Approaching this through a religious rather than exclusively racial lens was especially enlightening. It occurred to me, at one point, that you could turn all of the characters in this novel white (though I would not advocate anyone do so) and, with minor modifications, it would probably still work. Most of the major themes and motifs would remain intact: the necessity of historical roots and ancestral knowledge, the importance of naming, the triumph of the collective over the individual, the corruption of the city and its inherently transactional nature, the spiritual rejuvenation of returning to the land and understanding your place in it. This is not necessarily a mark of quality, but an observation about how Morrison - who is often crammed solely into the "black literature" box and left sadly unexamined by other critical perspectives - transcended the framework posterity has forced on her.
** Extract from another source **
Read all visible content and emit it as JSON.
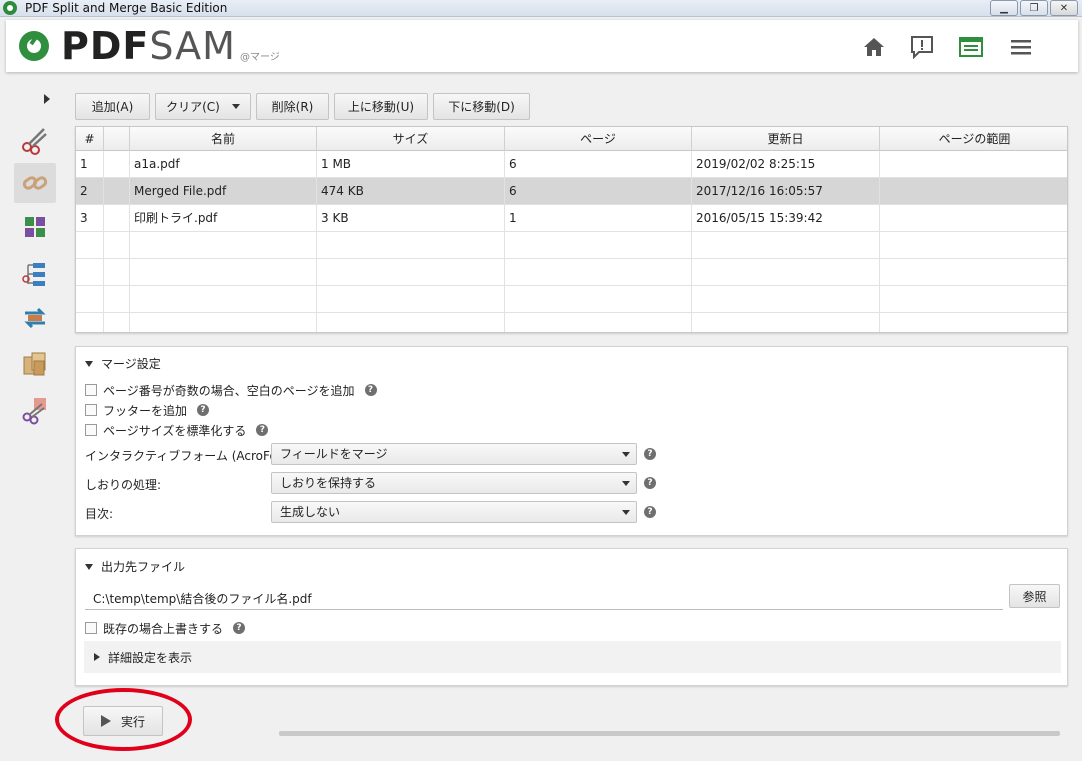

Then again, I wonder if her aim here wasn't to give black Americans something that had been robbed from them: a national epic, a myth. Her prose obviously strives for that quality, and for the most part achieves it. (Though she does occasionally blunder - the final few lines are head-smackingly obvious, and at one point she compares red lipstick to "puppy penises.") The implication, I think, is not that Song of Solomon itself should be that mythic work. It's instead that every individual can, and should, and needs to, craft a myth of their own, hunting history down to illuminate their present and discover meaning in their lives.
Interesting to go from this to Dubliners (which, for the record, I also love) and see James Joyce screech about how much he hates Ireland's national heritage.